Let me tell you about the book Option B: Facing Adversity, Building Resilience, and Finding Joy by Sheryl Sandberg and Adam Grant.

It's my book group pick this year for the book group I rejoined a few months ago (whoo-hoo! love those ladies), so I wanted to get it read early so I could start chewing on some discussion questions.

Sheryl Sandberg is the Chief Operating Officer of Facebook. She's also the author of Lean In and mother of two young children. In 2015, her husband Dave died suddenly while they were on vacation in Mexico. He was in his mid-40s. Sandberg writes Option B out of a very authentic, vulnerable place. It's her story and personal learnings alongside real research and psychology.

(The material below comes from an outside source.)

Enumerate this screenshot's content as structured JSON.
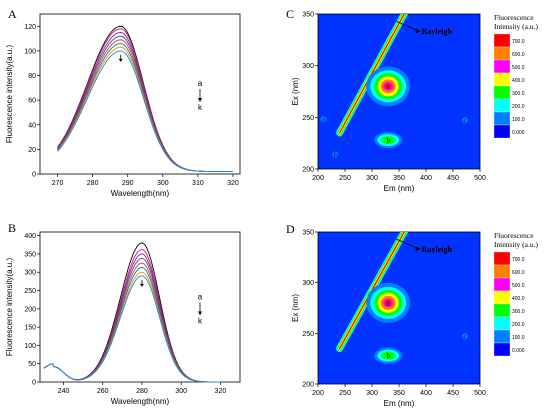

She is so very self-aware in her writing. She admits that after Dave's death, she and her children had access to many resources that the average person doesn't have. Nevertheless, grief and death are still so hard...so matter how much wealth or power you have amassed.

It's so very inspiring to me that she took at the things she learned about adversity, resilience and joy and boiled it down into a resource that accessible to all. This book would be an especially helpful read if #1) you're in the midst of a major life transition or trauma, #2) you know someone who is, or #3) you work with other people and want to be a more compassion human.

So basically everyone would benefit from this book because everyone experiences adversity in life! And most of us go through periods of very intense challenge and adversity somewhere along the way.

Here are some of my favorite quotes from the book with the bolded ones being the quotes I found most personally impactful:
-Grief is a demanding companion.

-Resilience is the strength and speed of our response to adversity—and we can build it. It isn’t about having a backbone. It’s about strengthening the muscles around our backbone.

-The sad truth is that adversity is not evenly distributed among us; marginalized and disenfranchised groups have more to battle and more to grieve.

-Three P’s can stunt recovery: (1) personalization—the belief that we are at fault; (2) pervasiveness—the belief that an event will affect all areas of our life; and (3) permanence—the belief that the aftershocks of the event will last forever.

-He suggests that “the most powerful thing you can do is acknowledge. To literally say the words: I acknowledge your pain. I’m here with you.”

-There are two different emotional responses to the pain of others: empathy, which motivates us to help, and distress, which motivates us to avoid.

-There’s no one way to grieve and there’s no one way to comfort.

-Psychologist Kristin Neff describes self-compassion as offering the same kindness to ourselves that we would give to a friend. It allows us to respond to our own errors with concern and understanding rather than criticism and shame.

-Self-compassion is associated with greater happiness and satisfaction, fewer emotional difficulties, and less anxiety.

-In a more recent study, people spent five to ten minutes a day writing about things that went “really well” and why; within three weeks, their stress levels dropped, as did their mental and physical health complaints.

-“When we are no longer able to change a situation,” psychiatrist and Holocaust survivor Viktor Frankl observed, “we are challenged to change ourselves.”

-“I am more vulnerable than I thought, but much stronger than I ever imagined.”

-In Viktor Frankl’s words, “In some way, suffering ceases to be suffering at the moment it finds a meaning.”

-Although it can be extremely difficult to grasp, the disappearance of one possible self can free us to imagine a new possible self.
-“How we spend our days,” author Annie Dillard writes, is “how we spend our lives.”